Let $G$ be an abelian group, and let $f\colon G\to G\colon g\mapsto g^2$. Assume $G$ has no elements of order 4. Show that $f_{|\,f[G]}$ is an isomorphism.
We're looking at $$f_{|\,f[G]}\colon f[G]\to G\colon g\mapsto g^2. $$ So let $a\in f[G]$. We can write $a=x^2$ for some $x\in G$. We want to show that $a\neq e$, which is equivalent to showing that $x\neq e$.
I see what goes wrong if $G$ has an element of order 4, let's call it (again) $x$. Then we have $x^2\neq e$, but $(x^2)^2=e$, so the kernel isn't just $\{e\}$.
I have also checked that we don't have to worry about elements with odd order or with order 2.

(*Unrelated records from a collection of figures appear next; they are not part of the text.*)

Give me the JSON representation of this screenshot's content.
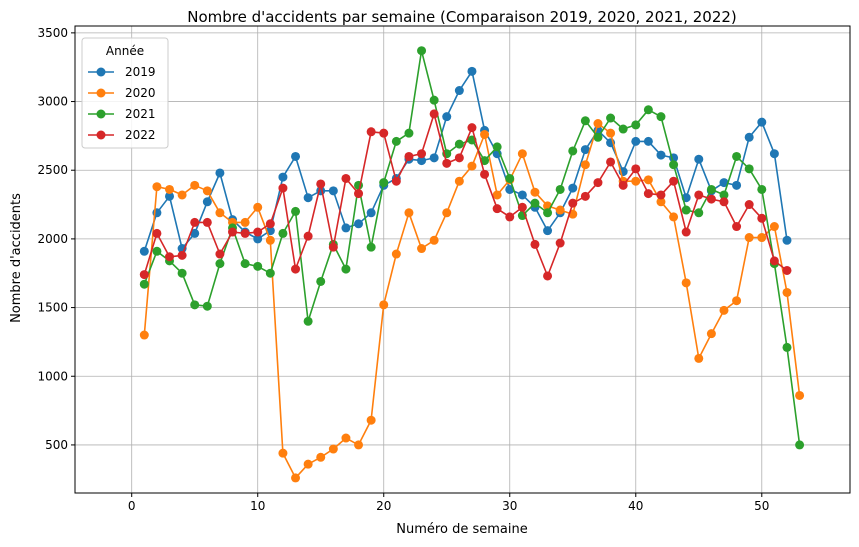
{
  "chart_data": {
    "type": "line",
    "title": "Nombre d'accidents par semaine (Comparaison 2019, 2020, 2021, 2022)",
    "xlabel": "Numéro de semaine",
    "ylabel": "Nombre d'accidents",
    "xlim": [
      -4.5,
      57.0
    ],
    "ylim": [
      150,
      3550
    ],
    "xticks": [
      0,
      10,
      20,
      30,
      40,
      50
    ],
    "yticks": [
      500,
      1000,
      1500,
      2000,
      2500,
      3000,
      3500
    ],
    "grid": true,
    "legend": {
      "title": "Année",
      "placement": "top-left"
    },
    "series": [
      {
        "name": "2019",
        "color": "#1f77b4",
        "values": [
          1910,
          2190,
          2310,
          1930,
          2040,
          2270,
          2480,
          2140,
          2050,
          2000,
          2060,
          2450,
          2600,
          2300,
          2350,
          2350,
          2080,
          2110,
          2190,
          2390,
          2440,
          2580,
          2570,
          2590,
          2890,
          3080,
          3220,
          2790,
          2620,
          2360,
          2320,
          2230,
          2060,
          2190,
          2370,
          2650,
          2790,
          2700,
          2490,
          2710,
          2710,
          2610,
          2590,
          2300,
          2580,
          2350,
          2410,
          2390,
          2740,
          2850,
          2620,
          1990
        ]
      },
      {
        "name": "2020",
        "color": "#ff7f0e",
        "values": [
          1300,
          2380,
          2360,
          2320,
          2390,
          2350,
          2190,
          2120,
          2120,
          2230,
          1990,
          440,
          260,
          360,
          410,
          470,
          550,
          500,
          680,
          1520,
          1890,
          2190,
          1930,
          1990,
          2190,
          2420,
          2530,
          2760,
          2320,
          2430,
          2620,
          2340,
          2240,
          2210,
          2180,
          2540,
          2840,
          2770,
          2420,
          2420,
          2430,
          2270,
          2160,
          1680,
          1130,
          1310,
          1480,
          1550,
          2010,
          2010,
          2090,
          1610,
          860
        ]
      },
      {
        "name": "2021",
        "color": "#2ca02c",
        "values": [
          1670,
          1910,
          1840,
          1750,
          1520,
          1510,
          1820,
          2080,
          1820,
          1800,
          1750,
          2040,
          2200,
          1400,
          1690,
          1960,
          1780,
          2390,
          1940,
          2410,
          2710,
          2770,
          3370,
          3010,
          2620,
          2690,
          2720,
          2570,
          2670,
          2440,
          2170,
          2260,
          2190,
          2360,
          2640,
          2860,
          2740,
          2880,
          2800,
          2830,
          2940,
          2890,
          2540,
          2210,
          2190,
          2360,
          2320,
          2600,
          2510,
          2360,
          1820,
          1210,
          500
        ]
      },
      {
        "name": "2022",
        "color": "#d62728",
        "values": [
          1740,
          2040,
          1870,
          1880,
          2120,
          2120,
          1890,
          2050,
          2040,
          2050,
          2110,
          2370,
          1780,
          2020,
          2400,
          1940,
          2440,
          2330,
          2780,
          2770,
          2420,
          2600,
          2620,
          2910,
          2550,
          2590,
          2810,
          2470,
          2220,
          2160,
          2230,
          1960,
          1730,
          1970,
          2260,
          2310,
          2410,
          2560,
          2390,
          2510,
          2330,
          2320,
          2420,
          2050,
          2320,
          2290,
          2270,
          2090,
          2250,
          2150,
          1840,
          1770
        ]
      }
    ]
  }
}
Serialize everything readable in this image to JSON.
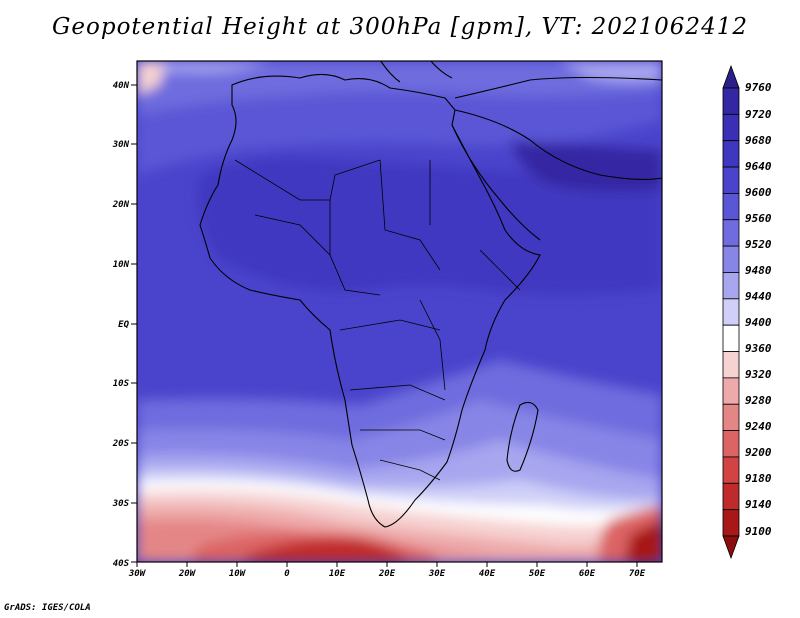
{
  "title": "Geopotential Height at 300hPa [gpm], VT: 2021062412",
  "map": {
    "lat_labels": [
      "40N",
      "30N",
      "20N",
      "10N",
      "EQ",
      "10S",
      "20S",
      "30S",
      "40S"
    ],
    "lon_labels": [
      "30W",
      "20W",
      "10W",
      "0",
      "10E",
      "20E",
      "30E",
      "40E",
      "50E",
      "60E",
      "70E"
    ],
    "lat_range": [
      -40,
      45
    ],
    "lon_range": [
      -30,
      75
    ],
    "field": "Geopotential Height at 300hPa",
    "units": "gpm"
  },
  "colorbar": {
    "levels": [
      "9760",
      "9720",
      "9680",
      "9640",
      "9600",
      "9560",
      "9520",
      "9480",
      "9440",
      "9400",
      "9360",
      "9320",
      "9280",
      "9240",
      "9200",
      "9180",
      "9140",
      "9100"
    ],
    "colors": [
      "#2a1f8a",
      "#3427a3",
      "#3b30b5",
      "#4037c0",
      "#4a44cc",
      "#5a57d6",
      "#6e6cde",
      "#8785e6",
      "#a7a6ef",
      "#cfcff8",
      "#ffffff",
      "#f6d2d2",
      "#eeaaaa",
      "#e48686",
      "#dc6464",
      "#d24444",
      "#c02a2a",
      "#a81818",
      "#8b0d0d"
    ]
  },
  "credit": "GrADS: IGES/COLA"
}
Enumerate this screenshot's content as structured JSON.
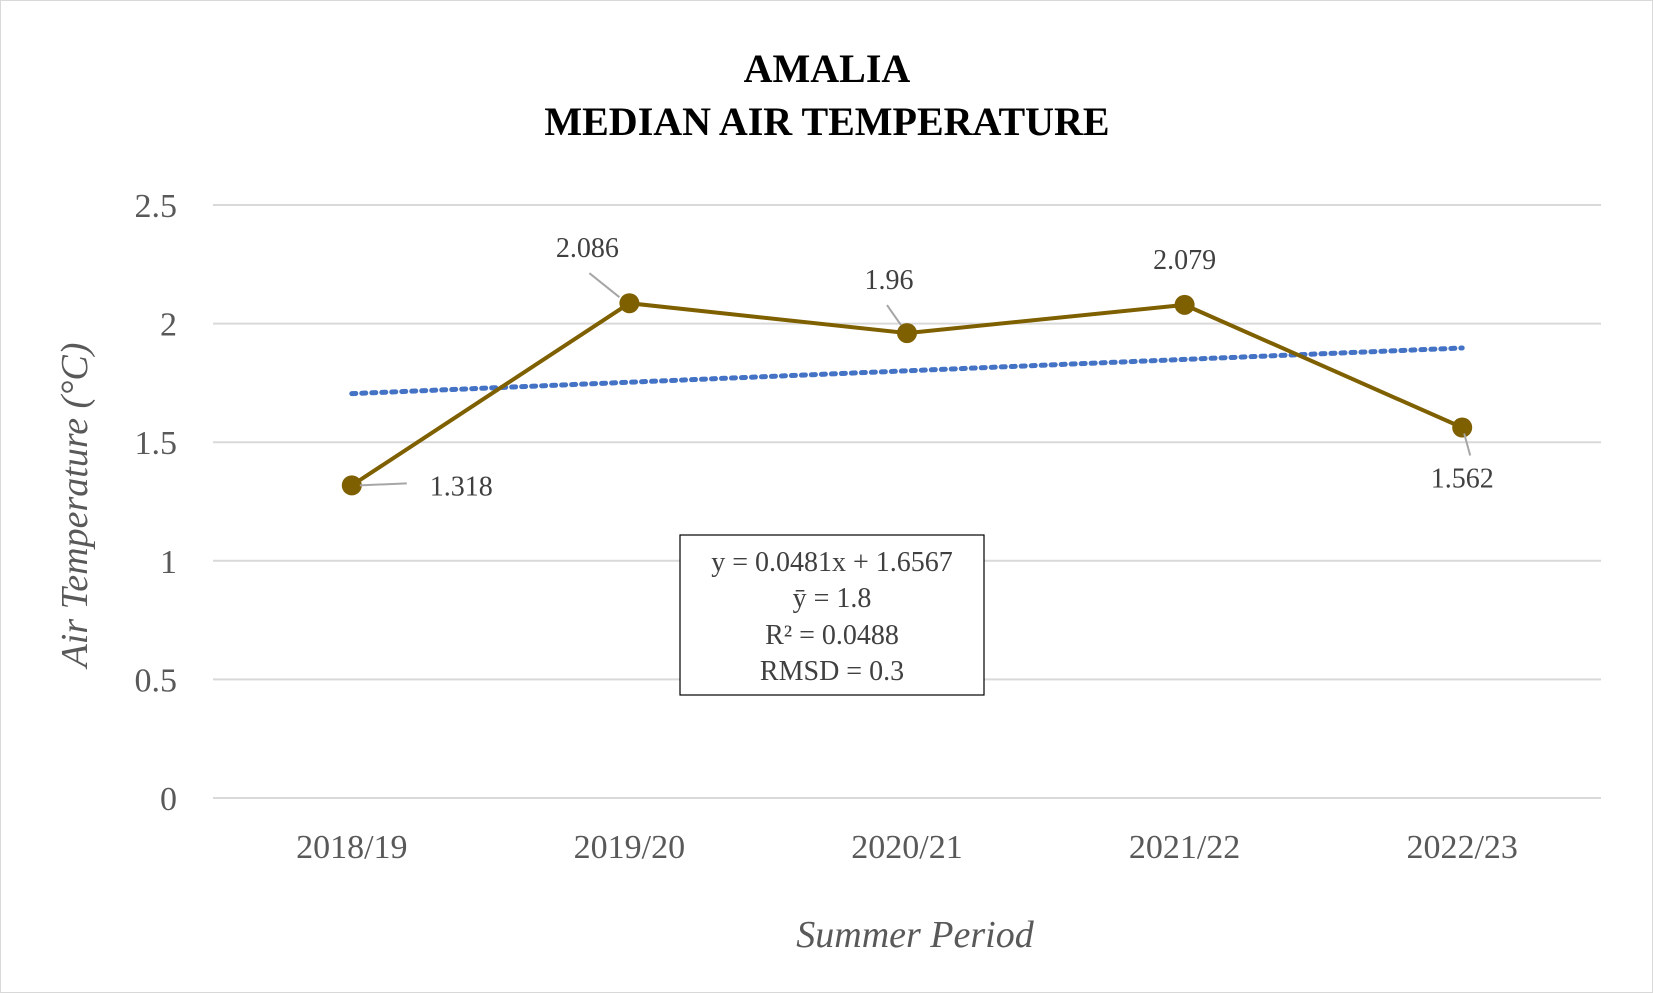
{
  "chart_data": {
    "type": "line",
    "title_lines": [
      "AMALIA",
      "MEDIAN AIR TEMPERATURE"
    ],
    "xlabel": "Summer Period",
    "ylabel": "Air Temperature (°C)",
    "categories": [
      "2018/19",
      "2019/20",
      "2020/21",
      "2021/22",
      "2022/23"
    ],
    "ylim": [
      0,
      2.5
    ],
    "yticks": [
      0,
      0.5,
      1,
      1.5,
      2,
      2.5
    ],
    "ytick_labels": [
      "0",
      "0.5",
      "1",
      "1.5",
      "2",
      "2.5"
    ],
    "grid": true,
    "series": [
      {
        "values": [
          1.318,
          2.086,
          1.96,
          2.079,
          1.562
        ],
        "data_labels": [
          "1.318",
          "2.086",
          "1.96",
          "2.079",
          "1.562"
        ],
        "color": "#7f6000"
      }
    ],
    "trendline": {
      "type": "linear",
      "slope": 0.0481,
      "intercept": 1.6567,
      "color": "#4472c4",
      "style": "dotted"
    },
    "annotation_box": [
      "y = 0.0481x + 1.6567",
      "ȳ = 1.8",
      "R² = 0.0488",
      "RMSD = 0.3"
    ]
  }
}
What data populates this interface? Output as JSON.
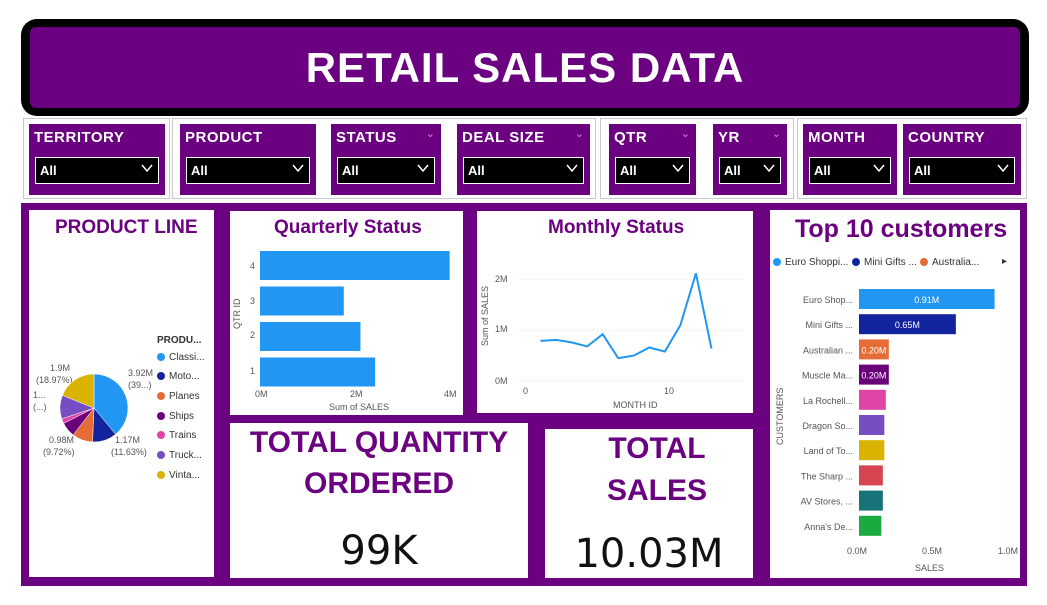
{
  "title": "RETAIL SALES DATA",
  "filters": [
    {
      "label": "TERRITORY",
      "value": "All"
    },
    {
      "label": "PRODUCT",
      "value": "All"
    },
    {
      "label": "STATUS",
      "value": "All"
    },
    {
      "label": "DEAL SIZE",
      "value": "All"
    },
    {
      "label": "QTR",
      "value": "All"
    },
    {
      "label": "YR",
      "value": "All"
    },
    {
      "label": "MONTH",
      "value": "All"
    },
    {
      "label": "COUNTRY",
      "value": "All"
    }
  ],
  "product_line": {
    "title": "PRODUCT LINE",
    "legend_title": "PRODU...",
    "legend": [
      {
        "name": "Classi...",
        "color": "#2196f3"
      },
      {
        "name": "Moto...",
        "color": "#12239e"
      },
      {
        "name": "Planes",
        "color": "#e66c37"
      },
      {
        "name": "Ships",
        "color": "#6b007b"
      },
      {
        "name": "Trains",
        "color": "#e044a7"
      },
      {
        "name": "Truck...",
        "color": "#744ec2"
      },
      {
        "name": "Vinta...",
        "color": "#d9b300"
      }
    ],
    "labels": {
      "top_right": "3.92M",
      "top_right_pct": "(39...)",
      "top_left": "1.9M",
      "top_left_pct": "(18.97%)",
      "left_mid": "1...",
      "left_mid_pct": "(...)",
      "bottom_left": "0.98M",
      "bottom_left_pct": "(9.72%)",
      "bottom_right": "1.17M",
      "bottom_right_pct": "(11.63%)"
    }
  },
  "quarterly": {
    "title": "Quarterly Status",
    "xlabel": "Sum of SALES",
    "ylabel": "QTR ID",
    "xticks": [
      "0M",
      "2M",
      "4M"
    ]
  },
  "monthly": {
    "title": "Monthly Status",
    "xlabel": "MONTH ID",
    "ylabel": "Sum of SALES",
    "xticks": [
      "0",
      "10"
    ],
    "yticks": [
      "0M",
      "1M",
      "2M"
    ]
  },
  "customers": {
    "title": "Top 10 customers",
    "legend": [
      {
        "name": "Euro Shoppi...",
        "color": "#2196f3"
      },
      {
        "name": "Mini Gifts ...",
        "color": "#12239e"
      },
      {
        "name": "Australia...",
        "color": "#e66c37"
      }
    ],
    "legend_more": "▸",
    "ylabel": "CUSTOMERS",
    "xlabel": "SALES",
    "xticks": [
      "0.0M",
      "0.5M",
      "1.0M"
    ]
  },
  "kpis": {
    "quantity_title_1": "TOTAL QUANTITY",
    "quantity_title_2": "ORDERED",
    "quantity_value": "99K",
    "sales_title_1": "TOTAL",
    "sales_title_2": "SALES",
    "sales_value": "10.03M"
  },
  "chart_data": [
    {
      "type": "pie",
      "title": "PRODUCT LINE",
      "categories": [
        "Classic Cars",
        "Motorcycles",
        "Planes",
        "Ships",
        "Trains",
        "Trucks and Buses",
        "Vintage Cars"
      ],
      "values": [
        3.92,
        1.17,
        0.98,
        0.71,
        0.23,
        1.13,
        1.9
      ],
      "colors": [
        "#2196f3",
        "#12239e",
        "#e66c37",
        "#6b007b",
        "#e044a7",
        "#744ec2",
        "#d9b300"
      ]
    },
    {
      "type": "bar",
      "title": "Quarterly Status",
      "categories": [
        "4",
        "3",
        "2",
        "1"
      ],
      "values": [
        3.87,
        1.71,
        2.05,
        2.35
      ],
      "xlabel": "Sum of SALES",
      "ylabel": "QTR ID",
      "xlim": [
        0,
        4
      ],
      "color": "#2196f3"
    },
    {
      "type": "line",
      "title": "Monthly Status",
      "x": [
        1,
        2,
        3,
        4,
        5,
        6,
        7,
        8,
        9,
        10,
        11,
        12
      ],
      "y": [
        0.79,
        0.81,
        0.76,
        0.68,
        0.92,
        0.45,
        0.5,
        0.66,
        0.58,
        1.1,
        2.12,
        0.64
      ],
      "xlabel": "MONTH ID",
      "ylabel": "Sum of SALES",
      "ylim": [
        0,
        2.5
      ],
      "xlim": [
        0,
        13
      ],
      "color": "#2196f3"
    },
    {
      "type": "bar",
      "title": "Top 10 customers",
      "categories": [
        "Euro Shop...",
        "Mini Gifts ...",
        "Australian ...",
        "Muscle Ma...",
        "La Rochell...",
        "Dragon So...",
        "Land of To...",
        "The Sharp ...",
        "AV Stores, ...",
        "Anna's De..."
      ],
      "values": [
        0.91,
        0.65,
        0.2,
        0.2,
        0.18,
        0.17,
        0.17,
        0.16,
        0.16,
        0.15
      ],
      "value_labels": [
        "0.91M",
        "0.65M",
        "0.20M",
        "0.20M",
        "",
        "",
        "",
        "",
        "",
        ""
      ],
      "colors": [
        "#2196f3",
        "#12239e",
        "#e66c37",
        "#6b007b",
        "#e044a7",
        "#744ec2",
        "#d9b300",
        "#d64550",
        "#197278",
        "#1aab40"
      ],
      "xlabel": "SALES",
      "ylabel": "CUSTOMERS",
      "xlim": [
        0,
        1.0
      ]
    }
  ]
}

So what's left checking is elements of even order. Assume $\operatorname{ord}(x)=2m$, where $m\neq 2$ is even. Then $x^{m}\neq e$, and since $m$ is even, we may as well write $x^{m}=x^{2k}$. Now $x^{k}\in G$, and $y=(x^{k+1})^2\in f[G]$. While we do have that $y^2=e$, we've also found an element, $x^{k}$, of order 4. Now assume $m\neq 1$ is odd. Then we can write $m=2k+1$. However, I can't follow the same logic as above, because I would have to deal with $k+1/2$.
Any ideas on how to proceed?
We are looking at: $$f \upharpoonright_{f[G]} : f[G] \to \color{red}{f[G]}$$
We are trying to prove that this is an isomorphism.
Note that this fails for infinite groups, the simplest example being $G=\Bbb Z$.
So $G$ is finite. Then, so is $f[G]$. So, it remains to show that $f \upharpoonright_{f[G]}$ is injective.
It suffices to show that $\ker f \upharpoonright_{f[G]} = \{e\}$.
Let $g \in \ker f \upharpoonright_{f[G]}$, i.e. $g^2 = e$. Since $g \in f[G]$, write $g = h^2$, so $h^4 = e$. Since the order of $h$ is not $4$, it is at most $2$, i.e. $h^2 = e$, i.e. $g = e$. $\square$